Figure 7.

Transcriptional Regulators Are Controlled by PCF11-Dependent Premature CPA and Termination

(A) Criteria for identifying genes attenuated by PCF11-dependent premature CPA/termination: these are significantly upregulated upon PCF11 depletion (DEseq padj < 0.05) and either show a >2-fold decreased intragenic T4ph mNET-seq signal or possess a significantly decreased PAS (DEXseq padj < 0.1).

(B) Enrichment analysis of GO biological process for transcripts attenuated by PCF11 in human cells. Numbers in pie chart correspond to number of genes in each category. GeneCodis3 software was used (padj < 0.01 and gene number >2). Red shades, genes related to transcription; blue shades, genes related to RNA processing.

(C and D) Genomic profiles ± PCF11 of WDR33 (C) and RBBBP6 (D) for human cells (top) and zebrafish embryos (zPCF11^null, bottom). Gray shading highlights decreased intragenic T4ph mNET-seq signal, and arrows highlights distal APA in PCF11-depleted conditions (gray arrowheads: decreased intragenic PAS signal, white arrowheads: increased 3′ UTR PAS usage).
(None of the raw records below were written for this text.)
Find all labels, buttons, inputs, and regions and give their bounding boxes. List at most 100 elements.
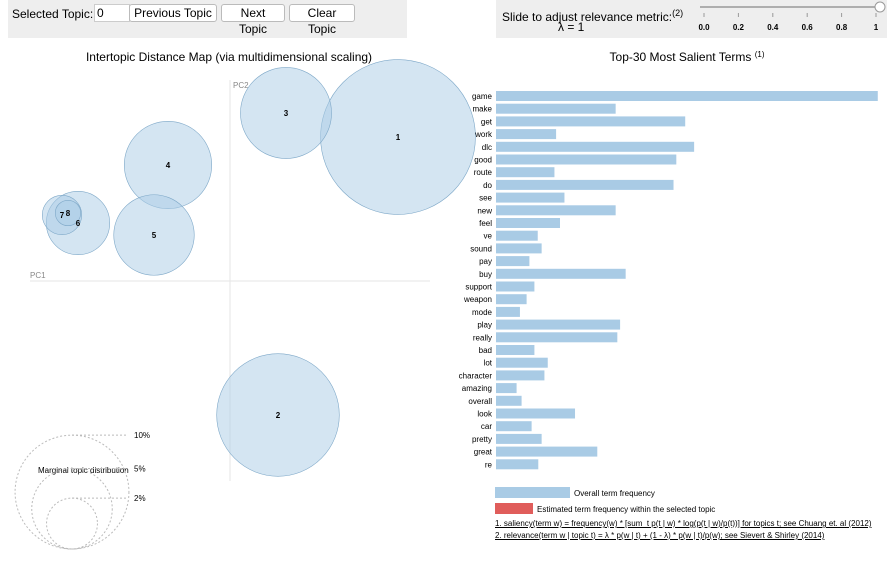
term-bar-new[interactable] [496,205,616,216]
pc2-label: PC2 [233,81,249,90]
topic-label-7: 7 [60,211,65,220]
term-label-look[interactable]: look [477,410,493,419]
term-label-dlc[interactable]: dlc [482,143,492,152]
term-bar-game[interactable] [496,91,878,101]
term-label-car[interactable]: car [481,422,492,431]
marginal-label: 5% [134,465,146,474]
term-label-re[interactable]: re [485,460,493,469]
slider-title: Slide to adjust relevance metric:(2) [502,8,683,24]
terms-title-note: (1) [755,50,765,59]
term-label-feel[interactable]: feel [479,219,492,228]
term-label-bad[interactable]: bad [479,346,492,355]
term-bar-mode[interactable] [496,306,520,317]
footnote-relevance[interactable]: 2. relevance(term w | topic t) = λ * p(w… [495,531,825,540]
slider-tick-label: 0.8 [836,23,848,32]
legend-topic-swatch [495,503,533,514]
term-label-pretty[interactable]: pretty [472,435,492,444]
term-label-pay[interactable]: pay [479,257,492,266]
slider-tick-label: 1 [874,23,879,32]
pc1-label: PC1 [30,271,46,280]
topic-bubbles: 1 2 3 4 5 6 7 8 [41,59,476,477]
term-bar-buy[interactable] [496,268,626,279]
next-topic-button[interactable]: Next Topic [221,4,285,36]
term-bar-car[interactable] [496,421,532,432]
term-bar-sound[interactable] [496,243,542,254]
previous-topic-button[interactable]: Previous Topic [129,4,217,22]
topic-bubble-5[interactable] [113,194,195,276]
term-bar-bad[interactable] [496,345,535,355]
term-bars: game make get work dlc good route do see new feel v… [459,91,878,470]
term-bar-do[interactable] [496,179,674,190]
slider-note: (2) [672,8,684,18]
term-bar-route[interactable] [496,167,555,178]
slider-knob[interactable] [874,1,886,13]
topic-label-2: 2 [276,411,281,420]
selected-topic-input[interactable] [94,4,130,22]
term-bar-dlc[interactable] [496,141,695,152]
term-bar-ve[interactable] [496,230,538,241]
term-label-work[interactable]: work [474,130,493,139]
term-label-weapon[interactable]: weapon [463,295,492,304]
footnote-saliency[interactable]: 1. saliency(term w) = frequency(w) * [su… [495,519,872,528]
slider-label: Slide to adjust relevance metric: [502,10,673,24]
term-label-really[interactable]: really [473,333,492,342]
topic-bubble-3[interactable] [240,67,332,159]
term-label-good[interactable]: good [474,156,492,165]
relevance-slider[interactable]: 0.0 0.2 0.4 0.6 0.8 1 [698,1,886,32]
topic-control-panel: Selected Topic: Previous Topic Next Topi… [8,0,407,38]
term-label-play[interactable]: play [477,321,492,330]
term-label-ve[interactable]: ve [484,232,493,241]
term-label-make[interactable]: make [472,105,492,114]
term-bar-great[interactable] [496,446,598,457]
term-label-get[interactable]: get [481,117,493,126]
slider-tick-label: 0.4 [767,23,779,32]
term-bar-make[interactable] [496,103,616,114]
selected-topic-label: Selected Topic: [12,7,94,21]
term-bar-amazing[interactable] [496,383,517,394]
term-label-overall[interactable]: overall [468,397,492,406]
term-label-character[interactable]: character [459,371,493,380]
term-label-new[interactable]: new [477,206,492,215]
term-label-see[interactable]: see [479,194,492,203]
term-bar-pretty[interactable] [496,433,542,444]
term-bar-pay[interactable] [496,256,530,267]
terms-title: Top-30 Most Salient Terms (1) [610,50,765,64]
term-label-support[interactable]: support [465,283,492,292]
term-label-lot[interactable]: lot [484,359,493,368]
topic-label-1: 1 [396,133,401,142]
term-label-sound[interactable]: sound [470,244,492,253]
term-bar-character[interactable] [496,370,545,381]
marginal-legend: 2% 5% 10% [14,431,150,550]
term-bar-look[interactable] [496,408,576,419]
term-bar-get[interactable] [496,116,686,127]
legend-overall-swatch [495,487,570,498]
term-bar-lot[interactable] [496,357,548,368]
slider-tick-label: 0.6 [802,23,814,32]
term-bar-support[interactable] [496,281,535,292]
term-bar-work[interactable] [496,129,557,140]
term-bar-good[interactable] [496,154,677,165]
term-label-mode[interactable]: mode [472,308,493,317]
term-bar-feel[interactable] [496,218,560,228]
clear-topic-button[interactable]: Clear Topic [289,4,355,36]
term-label-do[interactable]: do [483,181,492,190]
term-bar-overall[interactable] [496,395,522,406]
term-bar-really[interactable] [496,332,618,343]
term-label-game[interactable]: game [472,92,493,101]
slider-tick-label: 0.0 [698,23,710,32]
term-bar-play[interactable] [496,319,621,330]
terms-title-text: Top-30 Most Salient Terms [610,50,752,64]
term-bar-weapon[interactable] [496,294,527,305]
term-bar-see[interactable] [496,192,565,203]
marginal-circle [31,468,113,550]
term-label-buy[interactable]: buy [479,270,492,279]
term-label-great[interactable]: great [474,448,493,457]
term-label-route[interactable]: route [474,168,493,177]
term-bar-re[interactable] [496,459,539,470]
topic-bubble-2[interactable] [216,353,340,477]
topic-label-3: 3 [284,109,289,118]
marginal-circle [14,434,130,550]
topic-label-4: 4 [166,161,171,170]
term-label-amazing[interactable]: amazing [462,384,492,393]
topic-bubble-8[interactable] [54,199,82,227]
(E) Gene distance analysis for genes significantly downregulated, upregulated or unchanged in zPCF11^null−/− versus ^+/+ embryos. Statistical significance was tested by Mann-Whitney test.
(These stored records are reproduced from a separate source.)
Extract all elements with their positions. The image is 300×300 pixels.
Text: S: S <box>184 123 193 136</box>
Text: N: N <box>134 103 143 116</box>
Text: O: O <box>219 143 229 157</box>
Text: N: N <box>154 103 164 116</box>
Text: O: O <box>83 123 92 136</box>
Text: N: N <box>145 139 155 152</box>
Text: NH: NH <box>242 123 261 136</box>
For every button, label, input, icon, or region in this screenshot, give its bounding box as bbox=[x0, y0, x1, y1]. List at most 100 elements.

(F) Model: PCF11 displays opposing functions in gene expression. PCF11 punctuates closely spaced genes, leading to their gene expression enhancement. In contrast, PCF11 negatively affects the expression of a subset of transcriptional regulators by attenuating their transcription. PCF11 is also autoregulated by PAS1-dependent premature CPA and termination.